Members of Congress are questioning why farmers are apparently being singled out for assistance when other sectors are also feeling pain from the trade war. Two Republicans, Lisa Murkowski of Alaska and Susan Collins of Maine, say fishermen in their states are also dependent on the Chinese market and deserve a bailout. House Democrats are preparing legislation that would do just that.
More broadly, many parts of the U.S. economy face exposure to higher costs and lower revenues thanks to the trade war. Companies that use steel and aluminum face higher costs.
Many manufacturing firms now have to pay more for Chinese goods they use to turn out finished products. The scope of that damage will only grow if the Trump administration pulls the trigger on additional tariffs on a further $200 billion worth of Chinese imports, the U.S. Chamber of Commerce warned. Bailing out all the bits of the economy hit by the fallout could cost almost $40 billion, dwarfing the estimated damage done to the farm belt.

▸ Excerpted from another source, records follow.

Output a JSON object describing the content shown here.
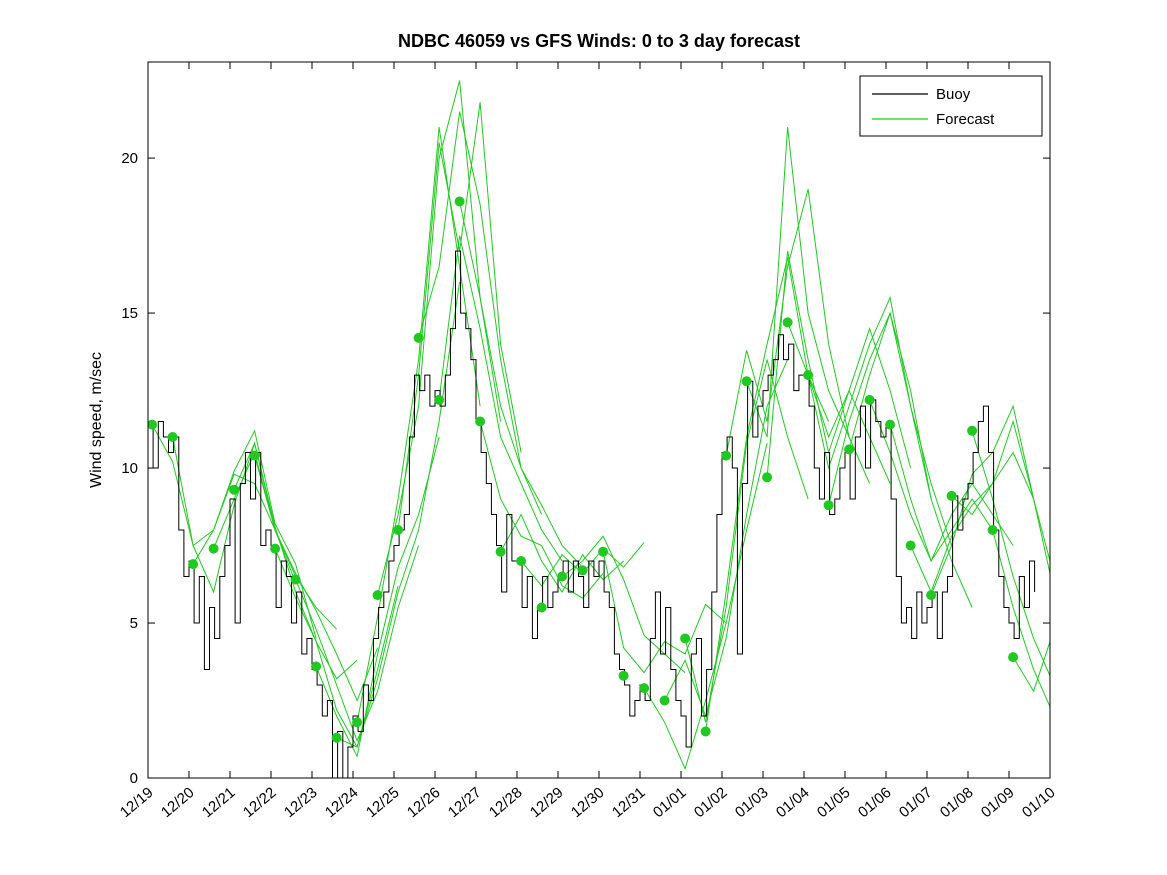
{
  "chart_data": {
    "type": "line",
    "title": "NDBC 46059 vs GFS Winds: 0 to 3 day forecast",
    "xlabel": "",
    "ylabel": "Wind speed, m/sec",
    "xlim": [
      0,
      22
    ],
    "ylim": [
      0,
      23.1
    ],
    "grid": false,
    "legend_position": "top-right-inside",
    "x_ticks": [
      "12/19",
      "12/20",
      "12/21",
      "12/22",
      "12/23",
      "12/24",
      "12/25",
      "12/26",
      "12/27",
      "12/28",
      "12/29",
      "12/30",
      "12/31",
      "01/01",
      "01/02",
      "01/03",
      "01/04",
      "01/05",
      "01/06",
      "01/07",
      "01/08",
      "01/09",
      "01/10"
    ],
    "y_ticks": [
      0,
      5,
      10,
      15,
      20
    ],
    "colors": {
      "buoy": "#000000",
      "forecast": "#22c822",
      "marker": "#22c822"
    },
    "legend": {
      "items": [
        {
          "label": "Buoy",
          "color": "#000000"
        },
        {
          "label": "Forecast",
          "color": "#22c822"
        }
      ]
    },
    "buoy": {
      "t0": 0,
      "dt": 0.125,
      "values": [
        11.5,
        10.0,
        11.5,
        11.0,
        10.5,
        11.0,
        8.0,
        6.5,
        7.0,
        5.0,
        6.5,
        3.5,
        5.5,
        4.5,
        6.5,
        7.5,
        9.0,
        5.0,
        9.5,
        10.5,
        9.0,
        10.5,
        7.5,
        8.0,
        7.5,
        5.5,
        7.0,
        6.5,
        5.0,
        6.0,
        4.0,
        4.5,
        3.5,
        3.0,
        2.0,
        2.5,
        0.0,
        1.5,
        0.0,
        1.0,
        2.0,
        1.5,
        3.0,
        2.5,
        4.5,
        5.5,
        6.0,
        7.0,
        7.5,
        8.0,
        8.5,
        11.0,
        13.0,
        12.5,
        13.0,
        12.0,
        12.5,
        12.0,
        13.0,
        14.5,
        17.0,
        15.0,
        14.5,
        13.5,
        11.5,
        10.5,
        9.5,
        8.5,
        7.5,
        6.0,
        8.5,
        7.0,
        7.0,
        5.5,
        6.5,
        4.5,
        5.5,
        6.5,
        5.5,
        6.0,
        6.5,
        7.0,
        6.0,
        7.0,
        6.5,
        5.5,
        7.0,
        6.5,
        7.0,
        6.0,
        5.5,
        4.0,
        3.5,
        3.0,
        2.0,
        2.5,
        3.0,
        2.5,
        4.5,
        6.0,
        4.0,
        5.5,
        3.5,
        2.5,
        2.0,
        1.0,
        4.0,
        4.5,
        2.0,
        3.5,
        6.0,
        8.5,
        10.5,
        11.0,
        10.0,
        4.0,
        9.5,
        12.8,
        11.0,
        12.0,
        12.5,
        13.0,
        13.5,
        14.3,
        13.5,
        14.0,
        12.5,
        13.0,
        13.0,
        12.0,
        10.0,
        9.0,
        10.5,
        8.5,
        9.0,
        10.0,
        10.5,
        9.0,
        11.0,
        12.0,
        10.0,
        12.2,
        11.5,
        11.0,
        11.4,
        9.0,
        6.5,
        5.0,
        5.5,
        4.5,
        6.0,
        5.0,
        5.5,
        6.0,
        4.5,
        6.0,
        6.5,
        9.1,
        8.0,
        9.0,
        9.5,
        10.5,
        11.5,
        12.0,
        10.5,
        8.0,
        6.5,
        5.5,
        5.0,
        4.5,
        6.5,
        5.5,
        7.0,
        6.0
      ]
    },
    "forecasts": [
      {
        "t0": 0.1,
        "dt": 0.5,
        "values": [
          11.4,
          10.2,
          7.5,
          8.0,
          9.8,
          9.5,
          8.0
        ]
      },
      {
        "t0": 0.6,
        "dt": 0.5,
        "values": [
          11.0,
          7.5,
          6.0,
          8.8,
          10.8,
          8.0,
          6.3
        ]
      },
      {
        "t0": 1.1,
        "dt": 0.5,
        "values": [
          6.9,
          8.0,
          9.9,
          11.2,
          8.2,
          6.9,
          4.5
        ]
      },
      {
        "t0": 1.6,
        "dt": 0.5,
        "values": [
          7.4,
          9.0,
          10.5,
          8.0,
          6.5,
          5.5,
          4.8
        ]
      },
      {
        "t0": 2.1,
        "dt": 0.5,
        "values": [
          9.3,
          10.8,
          8.1,
          6.0,
          4.4,
          3.2,
          3.8
        ]
      },
      {
        "t0": 2.6,
        "dt": 0.5,
        "values": [
          10.4,
          8.0,
          6.6,
          5.4,
          4.0,
          2.5,
          4.2
        ]
      },
      {
        "t0": 3.1,
        "dt": 0.5,
        "values": [
          7.4,
          5.8,
          4.4,
          2.2,
          1.0,
          3.5,
          6.2
        ]
      },
      {
        "t0": 3.6,
        "dt": 0.5,
        "values": [
          6.4,
          4.8,
          3.0,
          1.2,
          2.8,
          5.5,
          7.5
        ]
      },
      {
        "t0": 4.1,
        "dt": 0.5,
        "values": [
          3.6,
          2.0,
          0.7,
          4.0,
          6.8,
          8.5,
          11.0
        ]
      },
      {
        "t0": 4.6,
        "dt": 0.5,
        "values": [
          1.3,
          1.0,
          3.2,
          6.0,
          8.0,
          11.5,
          16.0
        ]
      },
      {
        "t0": 5.1,
        "dt": 0.5,
        "values": [
          1.8,
          5.2,
          9.0,
          13.5,
          21.0,
          16.5,
          12.0
        ]
      },
      {
        "t0": 5.6,
        "dt": 0.5,
        "values": [
          5.9,
          8.5,
          12.0,
          20.0,
          22.5,
          15.5,
          11.5
        ]
      },
      {
        "t0": 6.1,
        "dt": 0.5,
        "values": [
          8.0,
          13.0,
          20.5,
          17.0,
          21.8,
          14.0,
          10.5
        ]
      },
      {
        "t0": 6.6,
        "dt": 0.5,
        "values": [
          14.2,
          16.5,
          21.5,
          18.5,
          13.5,
          10.0,
          8.5
        ]
      },
      {
        "t0": 7.1,
        "dt": 0.5,
        "values": [
          12.2,
          17.5,
          14.5,
          11.0,
          9.5,
          8.0,
          7.0
        ]
      },
      {
        "t0": 7.6,
        "dt": 0.5,
        "values": [
          18.6,
          15.5,
          12.0,
          10.0,
          8.8,
          7.5,
          6.8
        ]
      },
      {
        "t0": 8.1,
        "dt": 0.5,
        "values": [
          11.5,
          9.0,
          7.8,
          7.5,
          6.2,
          5.8,
          6.6
        ]
      },
      {
        "t0": 8.6,
        "dt": 0.5,
        "values": [
          7.3,
          8.5,
          7.0,
          6.0,
          7.2,
          6.4,
          7.0
        ]
      },
      {
        "t0": 9.1,
        "dt": 0.5,
        "values": [
          7.0,
          6.2,
          7.2,
          6.6,
          7.4,
          6.8,
          7.6
        ]
      },
      {
        "t0": 10.1,
        "dt": 0.5,
        "values": [
          6.5,
          7.0,
          7.8,
          6.4,
          4.6,
          4.0,
          3.4
        ]
      },
      {
        "t0": 11.1,
        "dt": 0.5,
        "values": [
          7.3,
          4.2,
          3.4,
          4.4,
          4.0,
          5.6,
          5.0
        ]
      },
      {
        "t0": 12.1,
        "dt": 0.5,
        "values": [
          2.9,
          1.8,
          0.3,
          2.5,
          5.0,
          8.0,
          10.8
        ]
      },
      {
        "t0": 12.6,
        "dt": 0.5,
        "values": [
          2.5,
          3.8,
          2.0,
          4.5,
          8.5,
          12.0,
          13.5
        ]
      },
      {
        "t0": 13.1,
        "dt": 0.5,
        "values": [
          4.5,
          1.8,
          5.5,
          10.8,
          13.5,
          11.0,
          9.0
        ]
      },
      {
        "t0": 13.6,
        "dt": 0.5,
        "values": [
          1.5,
          6.0,
          11.0,
          14.0,
          16.8,
          13.0,
          11.5
        ]
      },
      {
        "t0": 14.1,
        "dt": 0.5,
        "values": [
          10.4,
          13.8,
          11.5,
          16.5,
          19.0,
          14.0,
          11.0
        ]
      },
      {
        "t0": 14.6,
        "dt": 0.5,
        "values": [
          12.8,
          11.0,
          21.0,
          15.0,
          12.5,
          11.0,
          9.5
        ]
      },
      {
        "t0": 15.1,
        "dt": 0.5,
        "values": [
          9.7,
          17.0,
          13.5,
          10.5,
          12.5,
          11.0,
          9.5
        ]
      },
      {
        "t0": 15.6,
        "dt": 0.5,
        "values": [
          14.7,
          13.0,
          11.0,
          12.5,
          14.5,
          12.5,
          10.0
        ]
      },
      {
        "t0": 16.1,
        "dt": 0.5,
        "values": [
          13.0,
          10.0,
          12.0,
          14.0,
          15.5,
          12.0,
          9.0
        ]
      },
      {
        "t0": 16.6,
        "dt": 0.5,
        "values": [
          8.8,
          11.5,
          13.5,
          15.0,
          12.0,
          9.5,
          7.5
        ]
      },
      {
        "t0": 17.1,
        "dt": 0.5,
        "values": [
          10.6,
          13.0,
          15.0,
          12.5,
          9.0,
          7.0,
          5.5
        ]
      },
      {
        "t0": 17.6,
        "dt": 0.5,
        "values": [
          12.2,
          10.5,
          8.5,
          7.0,
          8.0,
          9.0,
          8.0
        ]
      },
      {
        "t0": 18.1,
        "dt": 0.5,
        "values": [
          11.4,
          9.0,
          7.0,
          8.5,
          9.5,
          8.5,
          7.5
        ]
      },
      {
        "t0": 18.6,
        "dt": 0.5,
        "values": [
          7.5,
          6.0,
          7.8,
          8.8,
          9.5,
          10.5,
          9.0
        ]
      },
      {
        "t0": 19.1,
        "dt": 0.5,
        "values": [
          5.9,
          7.5,
          9.8,
          10.5,
          12.0,
          9.0,
          6.5
        ]
      },
      {
        "t0": 19.6,
        "dt": 0.5,
        "values": [
          9.1,
          8.5,
          9.5,
          11.5,
          9.0,
          6.0,
          4.0
        ]
      },
      {
        "t0": 20.1,
        "dt": 0.5,
        "values": [
          11.2,
          9.0,
          6.5,
          4.5,
          3.0,
          5.5,
          8.0
        ]
      },
      {
        "t0": 20.6,
        "dt": 0.5,
        "values": [
          8.0,
          5.5,
          3.5,
          2.0,
          4.5,
          7.5,
          10.0
        ]
      },
      {
        "t0": 21.1,
        "dt": 0.5,
        "values": [
          3.9,
          2.8,
          4.8,
          7.2,
          9.5,
          10.0,
          8.0
        ]
      }
    ],
    "markers": [
      [
        0.1,
        11.4
      ],
      [
        0.6,
        11.0
      ],
      [
        1.1,
        6.9
      ],
      [
        1.6,
        7.4
      ],
      [
        2.1,
        9.3
      ],
      [
        2.6,
        10.4
      ],
      [
        3.1,
        7.4
      ],
      [
        3.6,
        6.4
      ],
      [
        4.1,
        3.6
      ],
      [
        4.6,
        1.3
      ],
      [
        5.1,
        1.8
      ],
      [
        5.6,
        5.9
      ],
      [
        6.1,
        8.0
      ],
      [
        6.6,
        14.2
      ],
      [
        7.1,
        12.2
      ],
      [
        7.6,
        18.6
      ],
      [
        8.1,
        11.5
      ],
      [
        8.6,
        7.3
      ],
      [
        9.1,
        7.0
      ],
      [
        9.6,
        5.5
      ],
      [
        10.1,
        6.5
      ],
      [
        10.6,
        6.7
      ],
      [
        11.1,
        7.3
      ],
      [
        11.6,
        3.3
      ],
      [
        12.1,
        2.9
      ],
      [
        12.6,
        2.5
      ],
      [
        13.1,
        4.5
      ],
      [
        13.6,
        1.5
      ],
      [
        14.1,
        10.4
      ],
      [
        14.6,
        12.8
      ],
      [
        15.1,
        9.7
      ],
      [
        15.6,
        14.7
      ],
      [
        16.1,
        13.0
      ],
      [
        16.6,
        8.8
      ],
      [
        17.1,
        10.6
      ],
      [
        17.6,
        12.2
      ],
      [
        18.1,
        11.4
      ],
      [
        18.6,
        7.5
      ],
      [
        19.1,
        5.9
      ],
      [
        19.6,
        9.1
      ],
      [
        20.1,
        11.2
      ],
      [
        20.6,
        8.0
      ],
      [
        21.1,
        3.9
      ]
    ]
  }
}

And the farm aid doesn’t just carry political risks. Under World Trade Organization rules, countries have limits on how much aid they can offer agriculture. Broadly speaking, the United States can offer about $19 billion a year of subsidy-like supports without getting in trouble. On paper, the way the assistance is calculated, even the $12 billion bailout shouldn’t exceed the limit, the U.S. Department of Agriculture (USDA) said last week.
In practice, though, calculating and categorizing different kinds of farm support into acceptable and unacceptable boxes is tricky.
“This is a lot of money, and it’s difficult to try to make it fit into these WTO boxes; there’s some potential to go over,” said Joe Glauber, a former chief economist at the USDA. Plus, other countries could file a challenge if they believe U.S. farm support distorts global markets in any way, a case that might be easier to make.
“One way or another, this will get a lot of attention in Geneva other the next six months,” he said.
The bigger question is what happens to this farm support in years to come if the trade war with China continues. The administration has repeatedly described the assistance as a one-time aid to cushion farmers who made planting decisions before China decided to retaliate, and insisted that it won’t be needed next year. Eighty-odd years of U.S. farm policy suggest otherwise.
“In agriculture, temporary payment programs have a habit of becoming permanent,” said Bakst, the Heritage analyst.
With China—the world’s largest market for soybeans—now looking to Brazil for the crop, American soybean farmers fear they may lose the lucrative Chinese export market forever. That matters for the next 10 years, because China’s appetite for agricultural products is only expected to grow. While U.S. farmers might be able to sell additional goods to Europe, nothing compares to the size and growth potential of the Chinese agricultural market: the one commodity sector in which the United States runs a goods trade surplus with Beijing.
“Even if relations with China normalize, Brazil will have sought to meet those needs, and that will add weight to their competitive position,” said Glauber, the former USDA economist. “That’s the real loss for U.S. farmers, and that’s what really scares me.”